Esto está lejos de ser una ventaja. Es científicamente cuestionable que se apruebe, para nuestra población, un medicamento que fue ensayado, por ejemplo, solo en pacientes chinos. La diferencia genética podría tener un inesperado impacto en la eficacia y seguridad del medicamento. Afortunadamente, cada vez son más los gobiernos que exigen que se realicen ensayos clínicos étnicos a fin despejar esa duda.

CM -En términos generales, por la experiencia de la vacuna, ¿cree que se abre una nueva etapa con mayor predisposición o confianza de la población hacia los estudios clínicos? Y cómo ayuda esto a la ciencia.

JVZ -La respuesta está vinculada a la pregunta previa, cuanto más se conozca de un tema menos lugar hay para que los prejuicios se instalen y, como señalamos, el mayor número de voluntario dispuestos a participar acelera la llegada de una molécula a toda la comunidad. La vacuna contra el SARS-CoV2, el virus que produce la COVID19, es un claro ejemplo de ello. Cuando la sociedad, la ciencia y los gobiernos se lo proponen se alcanzan resultados que  tiempo atrás eran inimaginables.

CM -¿Qué acciones están llevando adelante desde CER y Fundación Articular sobre estos temas?

JVZ -El objeto social de la Fundación Articular es achicar brechas entre la ciencia y la comunidad, en particular en enfermedades autoinmunes. En este sentido, a partir de publicaciones, streaming, podcasts, videos, etc, incluso a través de acciones específicas como asistencia a cambio de útiles escolares, intentamos concientizar respecto de la ciencia y la tecnología aplicadas a la salud humana. El Instituto CER es más técnico, realiza estudios clínicos en diferentes enfermedades autoinmunes. En la actualidad, y a partir de nuevos medicamentos, se observa un renovado interés por nuevos fármacos para enfermedades complejas, por ejemplo, el lupus.

CM -En enfermedades como el Lupus, sobre la cual se sigue investigando, ¿cómo impacta la repercusión pública que tienen actualmente los ensayos clínicos?

JVZ -Los pacientes están deseosos de que haya estudios para su enfermedad, están muy bien informados. Recordá que afecta fundamentalmente a gente joven, por lo que el acceso a la información es para ellas más sencillo.

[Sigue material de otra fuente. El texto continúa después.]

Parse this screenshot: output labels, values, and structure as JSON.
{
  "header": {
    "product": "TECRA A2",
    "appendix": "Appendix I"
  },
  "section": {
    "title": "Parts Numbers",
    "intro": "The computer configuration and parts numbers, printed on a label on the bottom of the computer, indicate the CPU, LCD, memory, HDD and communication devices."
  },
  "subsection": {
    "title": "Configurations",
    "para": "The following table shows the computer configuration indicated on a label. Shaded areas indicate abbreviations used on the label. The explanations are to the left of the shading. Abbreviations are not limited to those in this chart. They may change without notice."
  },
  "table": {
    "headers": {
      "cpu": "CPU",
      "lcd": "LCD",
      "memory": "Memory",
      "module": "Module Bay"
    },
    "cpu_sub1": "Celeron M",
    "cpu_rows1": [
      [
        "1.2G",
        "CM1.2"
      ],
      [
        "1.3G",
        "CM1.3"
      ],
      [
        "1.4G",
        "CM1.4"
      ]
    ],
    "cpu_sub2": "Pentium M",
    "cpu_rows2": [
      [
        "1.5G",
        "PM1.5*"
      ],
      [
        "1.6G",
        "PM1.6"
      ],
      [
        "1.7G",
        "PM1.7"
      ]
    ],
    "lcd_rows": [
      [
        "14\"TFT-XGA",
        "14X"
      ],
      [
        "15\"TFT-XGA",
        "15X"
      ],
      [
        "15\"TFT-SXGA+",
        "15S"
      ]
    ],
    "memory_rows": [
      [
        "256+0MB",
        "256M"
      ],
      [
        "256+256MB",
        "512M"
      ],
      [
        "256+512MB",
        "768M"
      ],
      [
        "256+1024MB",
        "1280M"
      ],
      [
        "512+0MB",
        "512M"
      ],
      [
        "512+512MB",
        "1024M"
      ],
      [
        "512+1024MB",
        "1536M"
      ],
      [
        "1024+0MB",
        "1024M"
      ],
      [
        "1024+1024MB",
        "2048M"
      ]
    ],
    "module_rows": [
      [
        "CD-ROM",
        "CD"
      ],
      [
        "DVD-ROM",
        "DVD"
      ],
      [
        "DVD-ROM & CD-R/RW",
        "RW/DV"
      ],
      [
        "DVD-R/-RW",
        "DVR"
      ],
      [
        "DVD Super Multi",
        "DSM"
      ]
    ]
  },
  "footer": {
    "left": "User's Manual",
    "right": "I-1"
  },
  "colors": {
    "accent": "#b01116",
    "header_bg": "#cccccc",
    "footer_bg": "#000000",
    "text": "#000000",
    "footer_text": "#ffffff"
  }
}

En la actualidad, llevamos adelante tres estudios clínicos para esta indicación. Uno de ellos está en período de inicio, es decir de selección de pacientes.

CM -¿Qué consejo le daría a un paciente con Lupus que quisiera participar de un estudio?

JVZ -El consejo es para pacientes con cualquier enfermedad que desee participar en un estudio clínico. Lo primero es que lo conozca, que se dirija al lugar donde se realiza y hable con los médicos investigadores. Ellos deberán proporcionarle toda la información necesaria, incluso material de lectura como el formulario de consentimiento informado. Si no está seguro, sugerimos discutirlo con la familia y, eventualmente, con su médico de confianza. Luego volver nuevamente al centro con todas las preguntas necesarias.  Después de todo el conocimiento es lo único que derriba prejuicios.